- 人类命运共同体构建之路:中外联合研究报告(No.6)(全2册)
- 中国社会科学院国家全球战略智 王灵桂 赵江林主编
- 6152字
- 2021-04-23 18:40:57
人类的理想与愿望
人类的最高理想是未来的发展前景
赫尔佳·策普·拉鲁什(Helga Zepp-LaRouche)
德国席勒研究中心主席
大多数人对正在发生的事情毫无概念,这是历史转折点的特点。只有那些对未来的发展前景有明确认识的远见者,才能够在这一决定性时刻干预这一进程,避免潜在的灾难,迎来人类的新时代。我们发现自己正身处这样一个阶段的变化中:在第二次世界大战,特别是苏联解体之后发展起来的旧秩序如今正处于解体过程中,但是,新秩序将是如何尚没有定论。我们正处于一个甚至连国际法似乎都被践踏的时期,因为目前联合国或任何其他机构都无法执行国际法。
几千年以来亚洲在世界历史上一直占据突出甚至领先的地位,而不可否认的是,近几个世纪,推动西方文明的钟摆一直摇摆不定。亚洲的总体发展显然得益于亚洲人口发展、“一带一路”倡议(BRI)等全新倡议、“中国制造2025”等明确目标,以及习近平主席对中国2050年的新展望。
对亚洲来说,巨大的机遇由此而生,或许随之而来的是一种全新的责任形式,并将激发出关于如何推动整个人类发展理念的灵感。习近平主席在谈及“人类命运共同体”时,显然涵盖这一理念。我们现在正在经历一个宝贵的时刻,因为历史上从来没有像现在这样明确地将人类的团结作为更高理念,从而有意识地将设计一个新时代作为一项任务。如果我们希望创造更加人性化的秩序,这一秩序必须建立在各种文化产生的最佳理念之上。可以说,这些理念必须具有一种本体论性质,因为如果它们要成为精神领袖以及他们所在的亚洲社会在这段宇宙历史的新篇章中要遵循的道德准则,即“法”(Dharma),那么这些理念就不能是偶然的,或仅代表当代特征的。

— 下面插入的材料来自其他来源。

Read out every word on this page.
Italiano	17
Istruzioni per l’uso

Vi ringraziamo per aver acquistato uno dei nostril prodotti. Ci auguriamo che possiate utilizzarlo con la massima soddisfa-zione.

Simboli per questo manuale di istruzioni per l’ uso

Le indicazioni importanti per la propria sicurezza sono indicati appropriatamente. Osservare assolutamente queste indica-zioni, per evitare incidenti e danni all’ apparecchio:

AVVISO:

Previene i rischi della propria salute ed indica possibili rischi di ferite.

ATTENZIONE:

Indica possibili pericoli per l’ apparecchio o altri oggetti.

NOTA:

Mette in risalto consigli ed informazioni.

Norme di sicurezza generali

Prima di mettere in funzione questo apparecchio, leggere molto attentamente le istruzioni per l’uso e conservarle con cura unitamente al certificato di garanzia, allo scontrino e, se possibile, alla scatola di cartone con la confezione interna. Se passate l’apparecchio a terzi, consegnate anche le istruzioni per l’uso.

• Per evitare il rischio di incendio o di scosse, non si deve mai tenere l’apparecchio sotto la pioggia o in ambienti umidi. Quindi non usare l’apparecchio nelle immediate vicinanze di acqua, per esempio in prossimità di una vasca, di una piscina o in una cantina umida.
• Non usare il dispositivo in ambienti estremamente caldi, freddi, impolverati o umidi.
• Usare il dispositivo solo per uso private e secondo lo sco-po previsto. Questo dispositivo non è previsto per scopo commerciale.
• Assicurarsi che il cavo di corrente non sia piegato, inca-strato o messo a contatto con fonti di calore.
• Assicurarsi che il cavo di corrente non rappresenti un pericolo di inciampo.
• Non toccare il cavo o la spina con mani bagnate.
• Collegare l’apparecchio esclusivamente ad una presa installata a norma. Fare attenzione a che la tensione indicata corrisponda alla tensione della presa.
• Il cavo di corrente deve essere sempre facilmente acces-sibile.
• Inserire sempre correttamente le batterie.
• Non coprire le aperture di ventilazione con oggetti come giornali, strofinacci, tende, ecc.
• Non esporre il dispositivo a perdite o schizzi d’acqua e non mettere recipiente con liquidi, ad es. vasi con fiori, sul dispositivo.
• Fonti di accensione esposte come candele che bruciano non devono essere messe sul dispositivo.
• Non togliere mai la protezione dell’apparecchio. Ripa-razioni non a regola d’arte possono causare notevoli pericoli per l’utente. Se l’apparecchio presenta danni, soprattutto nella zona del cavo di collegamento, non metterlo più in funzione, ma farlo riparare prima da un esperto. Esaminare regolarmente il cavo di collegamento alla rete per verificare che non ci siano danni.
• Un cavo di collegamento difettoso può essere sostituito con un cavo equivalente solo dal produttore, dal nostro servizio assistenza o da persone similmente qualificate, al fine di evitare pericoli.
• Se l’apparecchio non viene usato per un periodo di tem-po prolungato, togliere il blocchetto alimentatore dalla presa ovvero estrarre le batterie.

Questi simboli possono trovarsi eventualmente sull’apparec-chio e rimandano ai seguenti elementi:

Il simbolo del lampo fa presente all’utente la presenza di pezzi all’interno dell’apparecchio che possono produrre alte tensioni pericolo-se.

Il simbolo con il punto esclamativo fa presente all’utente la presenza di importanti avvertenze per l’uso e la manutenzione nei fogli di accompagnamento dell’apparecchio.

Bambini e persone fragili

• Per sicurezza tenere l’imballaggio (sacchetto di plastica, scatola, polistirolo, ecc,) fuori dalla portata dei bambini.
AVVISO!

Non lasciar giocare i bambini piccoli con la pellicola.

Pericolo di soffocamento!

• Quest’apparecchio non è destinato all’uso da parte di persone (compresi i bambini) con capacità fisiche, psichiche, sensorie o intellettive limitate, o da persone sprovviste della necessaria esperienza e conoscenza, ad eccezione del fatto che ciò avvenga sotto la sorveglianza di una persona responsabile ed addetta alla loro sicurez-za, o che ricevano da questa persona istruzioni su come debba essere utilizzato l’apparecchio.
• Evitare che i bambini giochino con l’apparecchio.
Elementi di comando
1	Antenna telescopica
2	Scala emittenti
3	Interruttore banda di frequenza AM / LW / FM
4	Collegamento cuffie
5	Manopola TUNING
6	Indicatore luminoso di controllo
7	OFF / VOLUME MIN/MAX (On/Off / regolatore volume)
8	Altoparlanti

同样明确的是,定义“忠恕之道”(righteous way)的动力必须来自亚洲的古老传统,如儒家、佛教或耆那教[1](Jainism),它们与人类一生所秉承的自我修养和道德修养息息相关。尽管西方在古典时代和文艺复兴时期提倡的人文主义也有同样的主张,但将提高人的道德水平作为人生目标的观点,几乎与西方自由主义模式相反。在西方自由主义模式中,以道德为标准的任何优先级,或一种哲学相对于另一种哲学的优越性,都被断然否决。

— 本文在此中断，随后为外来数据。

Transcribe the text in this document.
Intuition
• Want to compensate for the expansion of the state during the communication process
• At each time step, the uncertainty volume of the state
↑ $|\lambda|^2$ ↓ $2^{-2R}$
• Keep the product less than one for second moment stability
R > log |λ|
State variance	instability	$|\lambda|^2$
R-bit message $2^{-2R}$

那么,如何设计这些原则,才能够使即将到来的人类社会的新范例具有如此牢固的基础,从而能够满足现代自然科学以及新国际关系体系的要求?
这一问题可以从不同的层次来回答。和平共处五项原则[2]是一个良好的开端。和平共处五项原则是1954年4月29日,中国与印度签署《中印关于中国西藏地方和印度之间的通商和交通协定》中首次正式规定的。该协定序言指出,中印两国已就下列原则达成协议:互相尊重主权和领土完整、互不侵犯、互不干涉内政、平等互利、和平共处。
1955年,在时任中国总理周恩来和时任印度总理贾瓦哈拉尔·尼赫鲁(Jawaharlal Nehru)的主持下,在万隆举行了第一次亚非会议[3],以和平共处五项原则为基础,形成“万隆会议十项原则”(Ten Principles of Bandung)。1961年在贝尔格莱德举行的不结盟国家首脑会议强调,和平共处五项原则是国际法的核心内容。通过共建“一带一路”倡议,中国首次将“国家间关系”定位为对所有国家开放的全球秩序重组的基础。习主席在2017年5月首届“一带一路”国际合作高峰论坛上发表主旨演讲时强调:“中国愿同世界各国分享发展经验,但不会干涉他国内政,不会输出社会制度和发展模式,更不会强加于人。”
上述关于和平共处的原则在一些亚洲文化中根深蒂固。有些概念是具备哲学性质的,有些是神学考量的一部分。本文是关于确定促进人类进步的方法,事关各国人民对未来发展前景的理解。这也是习近平主席在2014年出访印度时所采取的方式,他在新德里向印度精英阶层发表演讲时强调:“中国自古就倡导‘强不执弱,富不侮贫’,深刻总结了‘国虽大,好战必亡’的箴言。以和为贵、和而不同、化干戈为玉帛、天下大同等理念在中国世代相传。中华民族主张的‘天下大同’和印度人民追求的‘世界一家’、中华民族推崇的‘兼爱’和印度人民倡导的‘不害’是相通的,我们都把‘和’视作天下之大道,希望万国安宁、和谐共处”。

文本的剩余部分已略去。